De acordo com Barbara Goff, professora de clássicos da Universidade de Reading, a complexidade moral no coração desses dramas antigos é uma das razões pelas quais as histórias têm durado tanto tempo.
“O foco na guerra na Ilíada significa que ela está fazendo algumas perguntas cruciais – quanto vale a vida de um homem, quanto vale a vida de uma mulher? – mas nunca é claro se é uma guerra glorificadora ou se é crítica a ela”, explica Goff. “As pessoas ainda estão debatendo isso. O poema coloca os gregos contra os troianos, mas nunca há qualquer ideia de que os gregos são os bons da fita e os troianos os vilões – muitas vezes o contrário, na verdade”
A subtileza da escrita pode ter um impacto tangível no público. Nos EUA, uma organização chamada Projeto Philoctetes realiza dramas militares antigos a fim de ajudar os soldados modernos a lidar com a desordem de estresse pós-traumático.
Há também um aumento no número de alunos que estudam latim e grego na escola, em parte motivado pela instituição de caridade Classics for All, que visa introduzir uma ou mais disciplinas clássicas em pelo menos 1.000 escolas estatais nos próximos 10 anos.
“Uma das razões pelas quais é genuinamente popular entre as crianças é que seus pais não o estudaram”, diz Hughes, cujo livro mais recente, Sócrates: The Hemlock Cup, é um bestseller do New York Times. “Éramos apenas três na escola que fazíamos clássicos e éramos os totós”. Agora tornou-se algo muito legal de se fazer: é um mundo secreto e exótico que as crianças podem desbloquear e que os pais desconhecem.”
O interesse entre os mais jovens também foi despertado pelos jogos de computador ambientados no mundo antigo, incluindo os deuses & Heróis: Roma Rising.
“A forma como ensinamos os clássicos mudou”, diz Paul Cartledge, professor de história grega na Universidade de Cambridge e presidente da Associação Conjunta de Professores Clássicos. “É muito mais sobre ler grego ou latim: você encontra um enredo ou um cenário e você consegue que as crianças leiam.
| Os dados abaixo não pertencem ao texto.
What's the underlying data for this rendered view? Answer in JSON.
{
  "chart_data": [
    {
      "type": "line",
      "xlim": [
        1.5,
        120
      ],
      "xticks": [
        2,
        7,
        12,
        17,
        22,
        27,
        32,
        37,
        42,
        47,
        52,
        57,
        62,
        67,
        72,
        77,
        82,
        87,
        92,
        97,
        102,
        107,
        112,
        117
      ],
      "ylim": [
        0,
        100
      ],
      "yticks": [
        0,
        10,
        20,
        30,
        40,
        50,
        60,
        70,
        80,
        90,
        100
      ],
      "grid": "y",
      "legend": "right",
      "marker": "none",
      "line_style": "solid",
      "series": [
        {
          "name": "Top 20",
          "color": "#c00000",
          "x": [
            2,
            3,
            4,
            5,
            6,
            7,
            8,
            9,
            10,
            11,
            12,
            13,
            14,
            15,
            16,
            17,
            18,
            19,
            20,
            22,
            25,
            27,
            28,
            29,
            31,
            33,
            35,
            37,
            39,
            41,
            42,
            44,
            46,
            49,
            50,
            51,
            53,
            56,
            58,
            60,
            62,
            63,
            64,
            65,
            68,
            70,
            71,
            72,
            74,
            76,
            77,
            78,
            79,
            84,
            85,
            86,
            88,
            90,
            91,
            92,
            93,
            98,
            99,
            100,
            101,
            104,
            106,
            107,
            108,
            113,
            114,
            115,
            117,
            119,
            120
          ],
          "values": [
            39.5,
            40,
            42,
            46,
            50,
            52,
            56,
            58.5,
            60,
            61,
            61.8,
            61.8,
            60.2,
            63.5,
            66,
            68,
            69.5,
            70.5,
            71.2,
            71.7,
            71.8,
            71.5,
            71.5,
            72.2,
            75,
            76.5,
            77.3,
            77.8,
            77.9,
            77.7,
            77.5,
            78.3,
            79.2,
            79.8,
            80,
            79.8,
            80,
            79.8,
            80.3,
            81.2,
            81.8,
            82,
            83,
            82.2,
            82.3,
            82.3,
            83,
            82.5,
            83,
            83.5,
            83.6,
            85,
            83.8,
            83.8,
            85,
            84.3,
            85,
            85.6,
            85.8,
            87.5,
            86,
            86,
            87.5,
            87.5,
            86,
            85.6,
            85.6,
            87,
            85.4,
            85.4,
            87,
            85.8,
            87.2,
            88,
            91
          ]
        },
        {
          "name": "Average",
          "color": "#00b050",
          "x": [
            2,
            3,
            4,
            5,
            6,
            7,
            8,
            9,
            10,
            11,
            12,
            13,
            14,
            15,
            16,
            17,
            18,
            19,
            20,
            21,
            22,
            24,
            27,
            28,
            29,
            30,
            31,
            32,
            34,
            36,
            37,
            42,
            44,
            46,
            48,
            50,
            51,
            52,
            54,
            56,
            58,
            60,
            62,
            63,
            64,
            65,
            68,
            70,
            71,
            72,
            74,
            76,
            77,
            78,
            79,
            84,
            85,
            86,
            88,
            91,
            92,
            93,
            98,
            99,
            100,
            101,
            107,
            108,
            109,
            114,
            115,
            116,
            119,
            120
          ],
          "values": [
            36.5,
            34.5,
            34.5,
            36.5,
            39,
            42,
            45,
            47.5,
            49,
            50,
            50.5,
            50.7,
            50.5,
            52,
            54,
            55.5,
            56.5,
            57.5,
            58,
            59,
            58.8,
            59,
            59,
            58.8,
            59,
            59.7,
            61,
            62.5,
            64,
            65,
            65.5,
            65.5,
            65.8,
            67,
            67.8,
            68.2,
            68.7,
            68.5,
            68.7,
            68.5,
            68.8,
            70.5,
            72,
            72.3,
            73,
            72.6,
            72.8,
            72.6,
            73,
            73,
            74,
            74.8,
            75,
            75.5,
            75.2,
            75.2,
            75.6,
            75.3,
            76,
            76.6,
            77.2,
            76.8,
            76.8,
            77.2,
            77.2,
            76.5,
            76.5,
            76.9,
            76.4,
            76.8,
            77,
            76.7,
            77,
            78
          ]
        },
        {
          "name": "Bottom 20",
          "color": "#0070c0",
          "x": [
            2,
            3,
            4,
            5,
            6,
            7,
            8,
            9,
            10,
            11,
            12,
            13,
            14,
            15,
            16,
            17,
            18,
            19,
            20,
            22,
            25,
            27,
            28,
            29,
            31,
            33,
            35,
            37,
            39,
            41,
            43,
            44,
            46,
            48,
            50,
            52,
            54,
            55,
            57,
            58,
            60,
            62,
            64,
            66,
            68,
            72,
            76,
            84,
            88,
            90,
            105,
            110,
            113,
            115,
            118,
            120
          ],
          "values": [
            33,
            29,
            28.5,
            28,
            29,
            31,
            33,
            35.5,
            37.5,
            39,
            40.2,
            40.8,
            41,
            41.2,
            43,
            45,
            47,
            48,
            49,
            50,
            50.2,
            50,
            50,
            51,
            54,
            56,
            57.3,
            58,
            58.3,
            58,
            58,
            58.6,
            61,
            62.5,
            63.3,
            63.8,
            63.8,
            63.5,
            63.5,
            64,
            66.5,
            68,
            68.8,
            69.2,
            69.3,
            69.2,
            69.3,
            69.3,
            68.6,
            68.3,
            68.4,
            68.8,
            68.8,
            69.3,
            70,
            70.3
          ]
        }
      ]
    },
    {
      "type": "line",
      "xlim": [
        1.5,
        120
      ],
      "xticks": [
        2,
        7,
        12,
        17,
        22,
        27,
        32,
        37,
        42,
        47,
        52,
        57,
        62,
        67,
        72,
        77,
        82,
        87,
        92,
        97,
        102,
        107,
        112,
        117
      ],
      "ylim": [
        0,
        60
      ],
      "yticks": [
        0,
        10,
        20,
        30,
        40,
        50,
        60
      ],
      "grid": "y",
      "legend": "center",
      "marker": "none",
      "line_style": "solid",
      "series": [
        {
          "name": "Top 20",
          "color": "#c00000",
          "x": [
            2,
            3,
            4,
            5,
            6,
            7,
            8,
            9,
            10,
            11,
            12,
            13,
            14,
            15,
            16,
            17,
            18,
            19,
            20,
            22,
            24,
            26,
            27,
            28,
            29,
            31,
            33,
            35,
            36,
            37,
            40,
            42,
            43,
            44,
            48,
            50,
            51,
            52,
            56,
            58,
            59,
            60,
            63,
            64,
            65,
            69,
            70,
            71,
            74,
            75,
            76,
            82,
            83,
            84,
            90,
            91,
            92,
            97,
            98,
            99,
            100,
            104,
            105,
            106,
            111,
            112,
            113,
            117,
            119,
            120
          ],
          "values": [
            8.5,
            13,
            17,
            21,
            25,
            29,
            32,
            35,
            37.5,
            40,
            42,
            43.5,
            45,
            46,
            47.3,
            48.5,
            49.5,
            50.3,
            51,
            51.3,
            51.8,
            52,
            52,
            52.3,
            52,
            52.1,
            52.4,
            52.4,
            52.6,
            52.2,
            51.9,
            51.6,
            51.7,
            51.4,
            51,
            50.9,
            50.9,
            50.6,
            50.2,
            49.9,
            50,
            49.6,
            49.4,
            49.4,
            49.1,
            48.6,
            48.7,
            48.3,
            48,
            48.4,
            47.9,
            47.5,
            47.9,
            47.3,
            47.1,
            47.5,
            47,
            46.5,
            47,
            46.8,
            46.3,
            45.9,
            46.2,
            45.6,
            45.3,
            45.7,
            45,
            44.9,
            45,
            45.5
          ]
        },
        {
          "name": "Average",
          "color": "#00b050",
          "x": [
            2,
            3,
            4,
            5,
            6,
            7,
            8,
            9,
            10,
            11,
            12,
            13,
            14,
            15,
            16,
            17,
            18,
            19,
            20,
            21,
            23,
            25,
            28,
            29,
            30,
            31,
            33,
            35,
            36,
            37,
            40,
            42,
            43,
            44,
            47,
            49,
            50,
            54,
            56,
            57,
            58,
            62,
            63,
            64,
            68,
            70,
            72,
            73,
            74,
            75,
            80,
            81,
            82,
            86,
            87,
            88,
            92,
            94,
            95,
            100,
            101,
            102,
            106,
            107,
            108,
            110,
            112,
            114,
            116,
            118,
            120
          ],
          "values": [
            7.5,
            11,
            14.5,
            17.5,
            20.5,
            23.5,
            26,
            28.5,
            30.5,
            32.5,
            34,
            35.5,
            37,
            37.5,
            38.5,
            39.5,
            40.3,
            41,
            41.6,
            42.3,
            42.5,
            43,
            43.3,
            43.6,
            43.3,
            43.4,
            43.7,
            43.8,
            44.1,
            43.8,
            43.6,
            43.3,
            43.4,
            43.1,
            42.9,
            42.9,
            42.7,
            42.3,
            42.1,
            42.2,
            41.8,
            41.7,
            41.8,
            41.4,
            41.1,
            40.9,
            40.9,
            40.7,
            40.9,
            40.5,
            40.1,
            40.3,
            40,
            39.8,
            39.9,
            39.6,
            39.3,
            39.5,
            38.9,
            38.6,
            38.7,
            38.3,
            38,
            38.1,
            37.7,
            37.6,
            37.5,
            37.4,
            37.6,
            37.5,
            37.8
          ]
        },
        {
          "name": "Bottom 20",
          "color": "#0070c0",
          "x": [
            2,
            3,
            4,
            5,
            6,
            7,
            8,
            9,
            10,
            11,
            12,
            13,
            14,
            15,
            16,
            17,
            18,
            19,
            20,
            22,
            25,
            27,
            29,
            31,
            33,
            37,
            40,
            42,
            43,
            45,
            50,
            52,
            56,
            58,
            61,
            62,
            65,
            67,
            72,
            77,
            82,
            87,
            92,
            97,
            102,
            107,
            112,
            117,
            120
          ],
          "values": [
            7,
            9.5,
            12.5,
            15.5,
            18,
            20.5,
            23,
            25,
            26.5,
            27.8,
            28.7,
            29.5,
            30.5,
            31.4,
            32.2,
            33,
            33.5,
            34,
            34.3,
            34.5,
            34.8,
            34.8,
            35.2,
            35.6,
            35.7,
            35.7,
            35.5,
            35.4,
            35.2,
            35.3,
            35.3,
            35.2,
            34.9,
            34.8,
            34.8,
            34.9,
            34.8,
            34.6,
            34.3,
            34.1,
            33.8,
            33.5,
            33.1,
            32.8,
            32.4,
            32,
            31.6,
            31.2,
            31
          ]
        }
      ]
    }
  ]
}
Não é apenas ‘O que é um gerúndio ou um particípio passado?’. Trata-se de entrar cedo na história”
E é precisamente a perspectiva de recontar estas histórias através do prisma da preocupação moderna que actua como catnip aos romancistas.
Para a eminente classicista Mary Beard, o nosso renovado interesse pelos textos antigos faz parte de uma tradição distinta. “O realmente importante é que cada geração a redescobre e eles pensam que são as primeiras pessoas a fazê-lo, mas na verdade nunca desapareceu”, diz ela. “E os romances de Mary Renault ou Rosemary Sutcliff ou eu, Claudius ou Asterix? A questão é que recontamos estas histórias com os nossos próprios interesses e preocupações; é uma re-interpretação constante”
De qualquer forma, vale a pena lembrar que a arte de reescrever textos clássicos tem uma longa e nobre história: tanto a Ilíada como a Odisseia são, elas próprias, reinterpretações de mitos gregos. Podemos estar a viver uma era de rejuvenescimento clássico. Mas talvez a vitória do Prêmio Laranja de Miller prove simplesmente – como acredita Beard – que nosso interesse em contar histórias intemporais nunca tenha realmente desaparecido.